As shown in the figure, in the plane rectangular coordinate system, it is known that △AOB is an equilateral triangle with point A as its vertex.

The coordinate of is (0,4), point B is in the first quadrant, and point P is the moving point on the X axis. Connect AP, rotate △AOP counterclockwise around point A, so that the sides AO and AB overlap, and thus get △ABD.

(1) Find the analytical formula of straight line AB;

(2) When point P moves to point (0), find the length of DP at this time and the coordinates of point D;

(3) Whether there is a point P, so that the areas of △OPD are equal, and if there is, the coordinates of the point P satisfying the conditions are requested; If it does not exist, please explain why.

23. (This question 10)

As shown in figure 1, it is known that hyperbola and straight line intersect at a and b.

At two o'clock, point A is in the first quadrant. Try to answer the following questions:

(1) If the coordinate of point A is (4,2), the coordinate of point B is ▲; Ruodian a

The abscissa of is m, then the coordinate of point B can be expressed as ▲;

(2) As shown in Figure 2, draw a straight line L passing through the origin O and passing through the hyperbola.

P, q, point p is in the first quadrant.

① Explain that the quadrilateral APBQ must be a parallelogram;

② The abscissas of point A and point P are m and n respectively. Can quadrilateral APBQ be a rectangle?

Will it be a square? If possible, directly write the conditions that M and N should meet; If not.

Maybe. Please explain why.

Four, the topic (5 points)

Please note: this topic is entitled self-selected topic for candidates to choose. The scores of self-selected topics are included in the total score of this course, but the total score of the exam is the most 120.

25. For a quadratic function, if the function value is an integer when any integer is taken, then we call the image of the function an integer parabola (for example:).

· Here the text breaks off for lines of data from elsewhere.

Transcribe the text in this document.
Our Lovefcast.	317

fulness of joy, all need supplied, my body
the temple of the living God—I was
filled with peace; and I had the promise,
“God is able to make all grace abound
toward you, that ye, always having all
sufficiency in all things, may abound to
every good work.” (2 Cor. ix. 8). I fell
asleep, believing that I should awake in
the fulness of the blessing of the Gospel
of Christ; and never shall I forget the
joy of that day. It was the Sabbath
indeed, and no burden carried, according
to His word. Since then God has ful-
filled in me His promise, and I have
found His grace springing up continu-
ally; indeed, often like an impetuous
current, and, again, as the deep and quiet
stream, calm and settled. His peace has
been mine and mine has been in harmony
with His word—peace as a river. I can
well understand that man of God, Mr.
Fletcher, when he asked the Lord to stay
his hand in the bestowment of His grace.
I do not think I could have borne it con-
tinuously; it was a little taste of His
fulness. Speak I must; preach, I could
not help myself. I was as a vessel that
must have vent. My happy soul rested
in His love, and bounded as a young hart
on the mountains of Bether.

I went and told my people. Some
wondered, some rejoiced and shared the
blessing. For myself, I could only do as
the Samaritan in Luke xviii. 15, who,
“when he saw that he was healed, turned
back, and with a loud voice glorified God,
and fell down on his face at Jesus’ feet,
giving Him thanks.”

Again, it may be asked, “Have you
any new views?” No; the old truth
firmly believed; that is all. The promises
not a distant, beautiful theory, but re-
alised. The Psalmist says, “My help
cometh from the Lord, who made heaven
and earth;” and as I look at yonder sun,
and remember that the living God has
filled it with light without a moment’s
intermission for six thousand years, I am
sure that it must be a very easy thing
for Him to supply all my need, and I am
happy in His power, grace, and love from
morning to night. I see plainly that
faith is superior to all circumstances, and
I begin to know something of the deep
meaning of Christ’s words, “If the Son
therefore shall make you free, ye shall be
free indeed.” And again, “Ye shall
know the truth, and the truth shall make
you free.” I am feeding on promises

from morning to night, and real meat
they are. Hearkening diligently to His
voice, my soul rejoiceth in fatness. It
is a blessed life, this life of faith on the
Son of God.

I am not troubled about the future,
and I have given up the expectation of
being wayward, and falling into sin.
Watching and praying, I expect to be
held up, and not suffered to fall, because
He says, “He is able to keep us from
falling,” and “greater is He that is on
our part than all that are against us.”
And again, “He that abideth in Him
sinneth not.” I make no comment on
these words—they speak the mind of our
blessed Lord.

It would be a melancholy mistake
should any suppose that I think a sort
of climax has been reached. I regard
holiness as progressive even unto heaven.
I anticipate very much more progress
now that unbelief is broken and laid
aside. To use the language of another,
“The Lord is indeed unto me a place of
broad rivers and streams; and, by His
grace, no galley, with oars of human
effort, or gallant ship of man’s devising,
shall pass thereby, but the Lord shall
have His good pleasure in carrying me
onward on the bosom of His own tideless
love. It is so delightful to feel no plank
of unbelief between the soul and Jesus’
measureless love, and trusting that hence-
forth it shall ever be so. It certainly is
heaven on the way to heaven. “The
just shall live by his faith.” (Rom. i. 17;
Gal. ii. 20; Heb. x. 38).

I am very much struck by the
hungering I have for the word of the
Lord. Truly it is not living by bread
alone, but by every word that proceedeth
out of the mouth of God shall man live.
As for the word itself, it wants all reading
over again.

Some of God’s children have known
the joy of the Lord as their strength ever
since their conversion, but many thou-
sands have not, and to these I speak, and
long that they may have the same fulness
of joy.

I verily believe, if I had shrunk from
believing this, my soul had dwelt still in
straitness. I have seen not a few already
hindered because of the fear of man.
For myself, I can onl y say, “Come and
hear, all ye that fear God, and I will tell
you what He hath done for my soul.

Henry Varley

(1) Please write the analytical formula of the parabola of the whole point with the absolute value of the quadratic term coefficient less than 1. (No proof required)

(2) Please explore: Is there an integral parabola whose absolute value is less than the quadratic coefficient? If it exists, please write an analytical formula of parabola; If it does not exist, please explain why.

As shown in figure 1, the vertices a and c of the right-angled trapezoidal OABC are on the positive and negative semi-axes of the Y axis, respectively. After passing through point B and point C, the straight line is translated, and the translated straight line intersects the axis of point D and the axis of point E. 。

(1) translate the straight line to the right, let the translation distance CD be (t 0), and the area swept by the straight line (the shaded part in the figure) be. The correlation function image is shown in Figure 2. OM is a line segment, MN is a part of a parabola, NQ is a ray, and the abscissa of n points is 4.

① Find the length of the trapezoid upper bottom AB and the area of the right-angled trapezoid OABC;

(2) When, find the resolution function of S;

(2) Under the condition of the problem (1), when the straight line moves to the left or right (including overlapping with the straight line BC), is there a point P on the straight line AB, which makes it an isosceles right triangle? If it exists, please directly write the coordinates of all points p that meet the conditions; If it does not exist, please explain why.

23. As shown in figure 1, the quadrilateral ABCD is a square, and G is a moving point on the edge of CD (point G does not coincide with C and D). Take CG as one side and make a square CEFG outside the square ABCD to connect BG and de. We explore the length relationship between line segment BG and line segment DE and the position relationship of straight line in the following figure:

(1)① guess the length relationship between line segment BG and line segment DE and the position relationship of straight line as shown in figure1;

② Rotate the square CEFG in figure 1 clockwise (or counterclockwise) at any angle around point C, and get the situation as shown in figures 2 and 3. Please observe and measure whether the conclusion drawn from diagram 1 is still valid, and choose Figure 2 to prove your judgment.

(2) The square in the original problem is changed into a rectangle (as shown in Figure 4-6), AB=a, BC=b, CE=ka, CG=kb (a b, k 0). Which conclusions are valid and which are not? If so, take Figure 5 as an example to briefly explain the reasons.

(3) In Figure 5 of the problem (2), connect,, and a=3, b=2, k=, and evaluate.